The three images immediately below are early to mid-19th century depictions of roses, done on glazed cotton. The first, on a pale blue-green background, depicts a large central bouquet of fresh roses mixed with other flowers. The second is a classic French pattern of delicate climbing roses that was reproduced in endless variations; this one is unusual with the color choice of red and faded tan. The third fabric uses a striated pale gray background with a foreground of gracefully climbing delicate baby roses. This particular motif reflects the popular oriental style that was influencing design in that era.
One of my favorites from that same era was the top of a quilt that I showed in a previous post. This lovely pattern in blue and dark brown uses intertwined roses, tassles, wreaths and coral sprigs:
Stylized interpretations of roses were also popular motifs during the second half of the 19th century - less realistic, but allowing more leeway in artistic interpretation:
A next fabric, also from the Art Nouveau era, is one that I find to be rather schizophrenic. It uses a beautiful botanically correct motif of roses in a 19th century style but pairs it with stylized Art Nouveau semi-transparent white climbing flowers.
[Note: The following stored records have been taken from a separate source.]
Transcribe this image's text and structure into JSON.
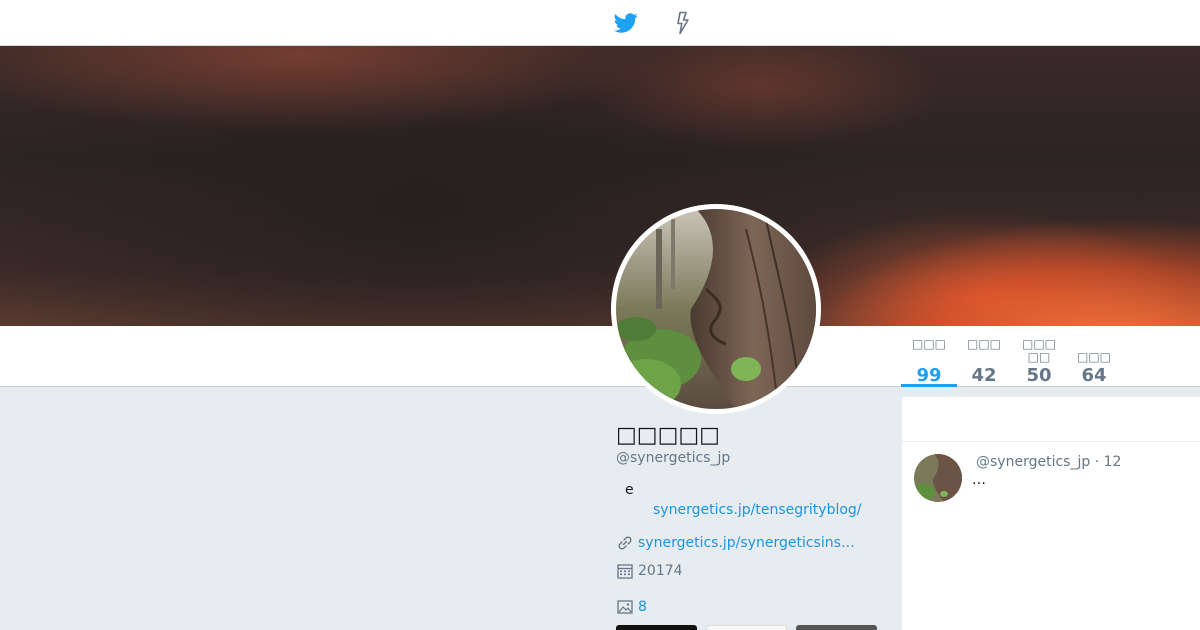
{
  "header": {
    "logo_icon": "twitter-bird-icon",
    "moments_icon": "lightning-icon",
    "accent_color": "#1da1f2"
  },
  "banner": {
    "description_icon": "sunset-sky-image"
  },
  "profile": {
    "name": "□□□□□",
    "handle": "@synergetics_jp",
    "bio": "e",
    "bio_link": "synergetics.jp/tensegrityblog/",
    "website": "synergetics.jp/synergeticsins…",
    "joined": "20174",
    "photos_count": "8"
  },
  "stats": [
    {
      "label": "□□□",
      "value": "99",
      "active": true
    },
    {
      "label": "□□□",
      "value": "42",
      "active": false
    },
    {
      "label": "□□□□□",
      "value": "50",
      "active": false
    },
    {
      "label": "□□□",
      "value": "64",
      "active": false
    }
  ],
  "sidebar": {
    "tweet": {
      "handle": "@synergetics_jp",
      "time": "12",
      "separator": "·",
      "text": "…"
    }
  }
}
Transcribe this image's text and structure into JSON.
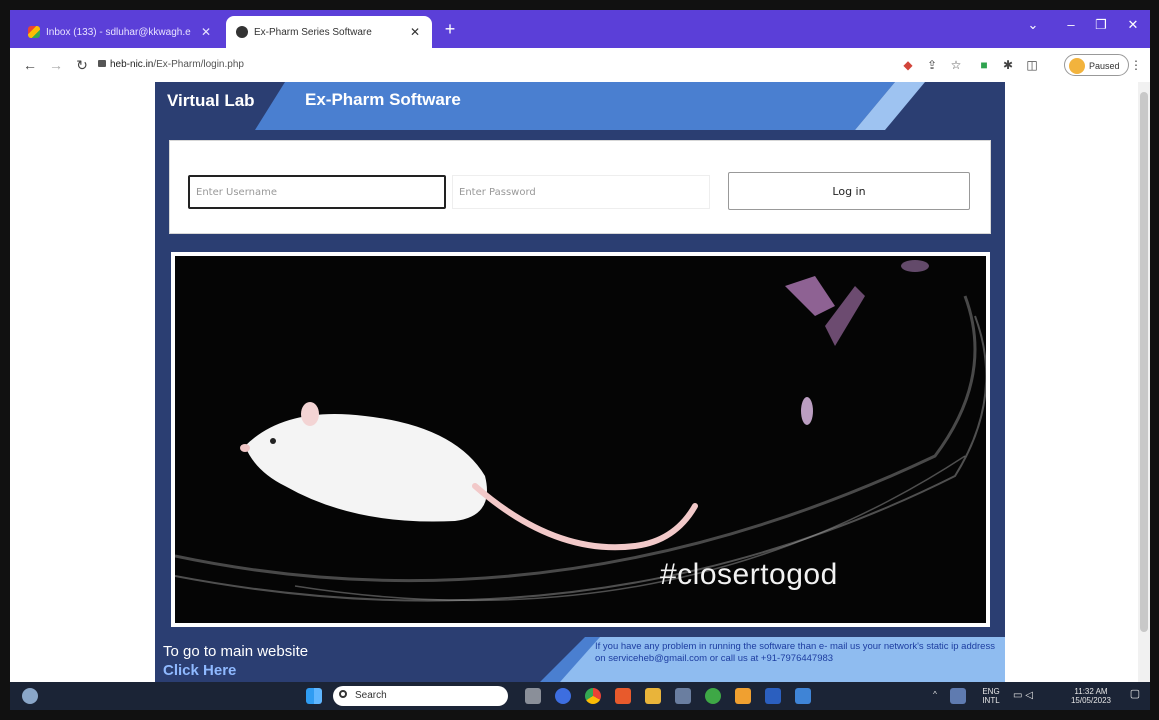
{
  "browser": {
    "tabs": [
      {
        "label": "Inbox (133) - sdluhar@kkwagh.e",
        "state": "inactive",
        "favicon": "gmail-icon"
      },
      {
        "label": "Ex-Pharm Series Software",
        "state": "active",
        "favicon": "site-icon"
      }
    ],
    "address": {
      "host": "heb-nic.in",
      "path": "/Ex-Pharm/login.php"
    },
    "profile_status": "Paused"
  },
  "site": {
    "brand": "Virtual Lab",
    "app_title": "Ex-Pharm Software",
    "login": {
      "username_placeholder": "Enter Username",
      "password_placeholder": "Enter Password",
      "submit_label": "Log in"
    },
    "hero": {
      "hashtag": "#closertogod"
    },
    "footer": {
      "main_site_text": "To go to main website",
      "main_site_link": "Click Here",
      "support_text": "If you have any problem in running the software than e- mail us your network's static ip address on serviceheb@gmail.com or call us at +91-7976447983"
    },
    "colors": {
      "brand_navy": "#2b3e72",
      "brand_blue": "#4a7fd0",
      "accent_light": "#9ec3f1"
    }
  },
  "taskbar": {
    "search_label": "Search",
    "language": "ENG",
    "language_sub": "INTL",
    "time": "11:32 AM",
    "date": "15/05/2023"
  }
}
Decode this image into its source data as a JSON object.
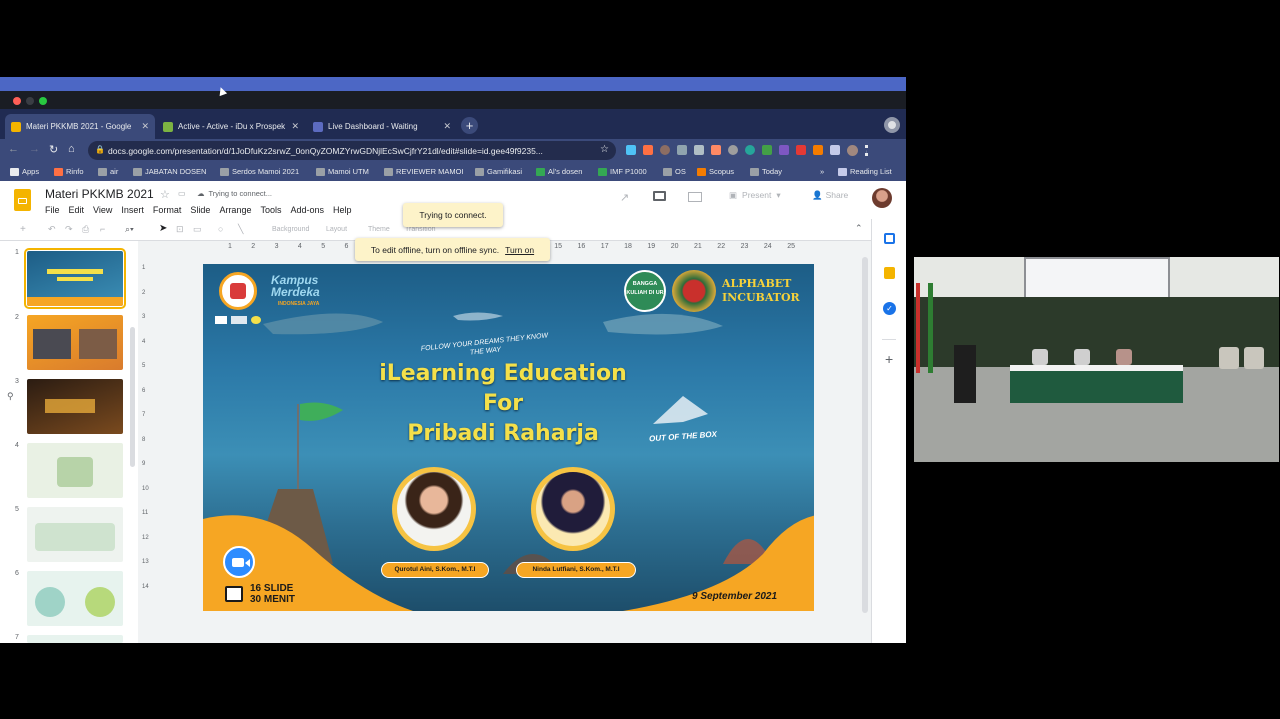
{
  "browser": {
    "tabs": [
      {
        "label": "Materi PKKMB 2021 - Google",
        "color": "#f4b400"
      },
      {
        "label": "Active - Active - iDu x Prospek",
        "color": "#7cb342"
      },
      {
        "label": "Live Dashboard - Waiting",
        "color": "#5c6bc0"
      }
    ],
    "close_glyph": "✕",
    "new_tab_glyph": "+",
    "url": "docs.google.com/presentation/d/1JoDfuKz2srwZ_0onQyZOMZYrwGDNjlEcSwCjfrY21dl/edit#slide=id.gee49f9235...",
    "bookmarks": [
      "Apps",
      "Rinfo",
      "air",
      "JABATAN DOSEN",
      "Serdos Mamoi 2021",
      "Mamoi UTM",
      "REVIEWER MAMOI",
      "Gamifikasi",
      "Al's dosen",
      "IMF P1000",
      "OS",
      "Scopus",
      "Today"
    ],
    "bookmarks_more": "»",
    "reading_list": "Reading List"
  },
  "docs": {
    "title": "Materi PKKMB 2021",
    "status": "Trying to connect...",
    "menus": [
      "File",
      "Edit",
      "View",
      "Insert",
      "Format",
      "Slide",
      "Arrange",
      "Tools",
      "Add-ons",
      "Help"
    ],
    "present_label": "Present",
    "share_label": "Share",
    "toolbar_items": [
      "Background",
      "Layout",
      "Theme",
      "Transition"
    ],
    "ruler_h": [
      "1",
      "2",
      "3",
      "4",
      "5",
      "6",
      "7",
      "8",
      "9",
      "10",
      "11",
      "12",
      "13",
      "14",
      "15",
      "16",
      "17",
      "18",
      "19",
      "20",
      "21",
      "22",
      "23",
      "24",
      "25"
    ],
    "ruler_v": [
      "1",
      "2",
      "3",
      "4",
      "5",
      "6",
      "7",
      "8",
      "9",
      "10",
      "11",
      "12",
      "13",
      "14"
    ],
    "thumbnail_numbers": [
      "1",
      "2",
      "3",
      "4",
      "5",
      "6",
      "7"
    ],
    "popup_connect": "Trying to connect.",
    "popup_offline": "To edit offline, turn on offline sync.",
    "popup_turn_on": "Turn on"
  },
  "slide": {
    "logo_left": "Kampus Merdeka",
    "logo_left_sub": "INDONESIA JAYA",
    "logo_right_badge": "BANGGA KULIAH DI UR",
    "logo_right": "ALPHABET INCUBATOR",
    "tagline": "FOLLOW YOUR DREAMS THEY KNOW THE WAY",
    "title_line1": "iLearning Education",
    "title_line2": "For",
    "title_line3": "Pribadi Raharja",
    "side_note": "OUT OF THE BOX",
    "speaker1": "Qurotul Aini, S.Kom., M.T.I",
    "speaker2": "Ninda Lutfiani, S.Kom., M.T.I",
    "slide_count": "16 SLIDE",
    "duration": "30 MENIT",
    "date": "9 September 2021"
  }
}
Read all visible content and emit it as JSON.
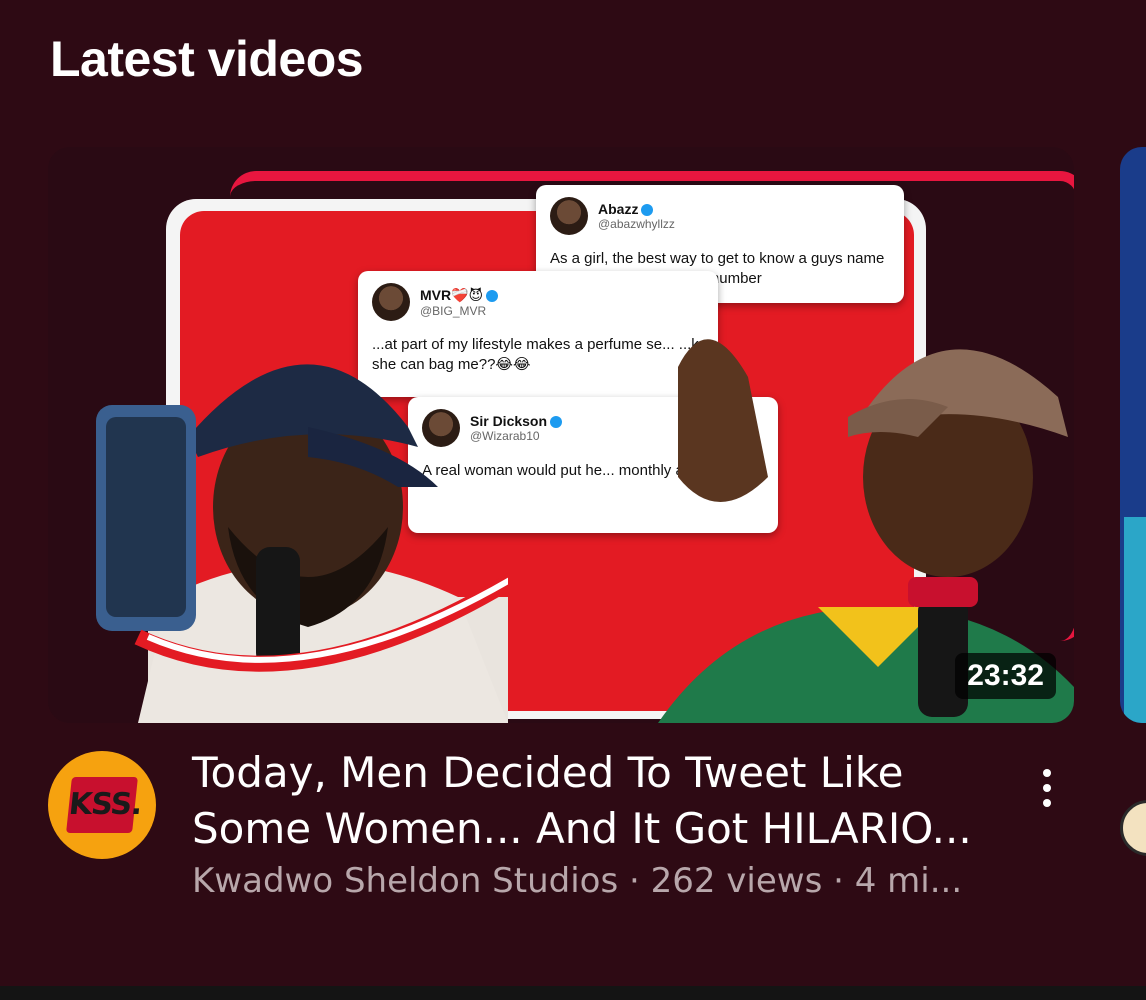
{
  "section": {
    "title": "Latest videos"
  },
  "video": {
    "title": "Today, Men Decided To Tweet Like Some Women... And It Got HILARIO...",
    "meta": "Kwadwo Sheldon Studios · 262 views · 4 mi...",
    "duration": "23:32",
    "channel_logo_text": "KSS.",
    "thumbnail": {
      "tweets": [
        {
          "name": "Abazz",
          "handle": "@abazwhyllzz",
          "text": "As a girl, the best way to get to know a guys name is to ask for his account number"
        },
        {
          "name": "MVR❤️‍🩹😈",
          "handle": "@BIG_MVR",
          "text": "...at part of my lifestyle makes a perfume se... ...k she can bag me??😂😂"
        },
        {
          "name": "Sir Dickson",
          "handle": "@Wizarab10",
          "text": "A real woman would put he... monthly allowance..."
        }
      ]
    }
  },
  "colors": {
    "background": "#2e0a14",
    "accent_red": "#e31b23",
    "channel_avatar_bg": "#f6a20f",
    "meta_text": "#b8a7ab"
  },
  "icons": {
    "more": "more-vertical-icon",
    "verified": "verified-badge-icon"
  }
}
A most unusual design!
During the 1920s, one begin to see more abstract and deconstructed motifs as well as the very streamlined Art Deco motifs inspired by the 1925 Paris show - Exposition Internationale des Arts Décoratifs et Industriels Modernes. The next four pictures illustrate a few of the wide variety of styles that emerged during that era.
The very stylized Art Deco rose from the 1920s has an orange and gray striped background. Almost as an after-thought, it throws in a few tiny songbirds and birds of paradise as accents, seemingly to lure those who don't like the extreme modern decorative look:
And, a no-holds-barred beautiful Art Deco rose in a screen printed cotton from the era. Magnifique!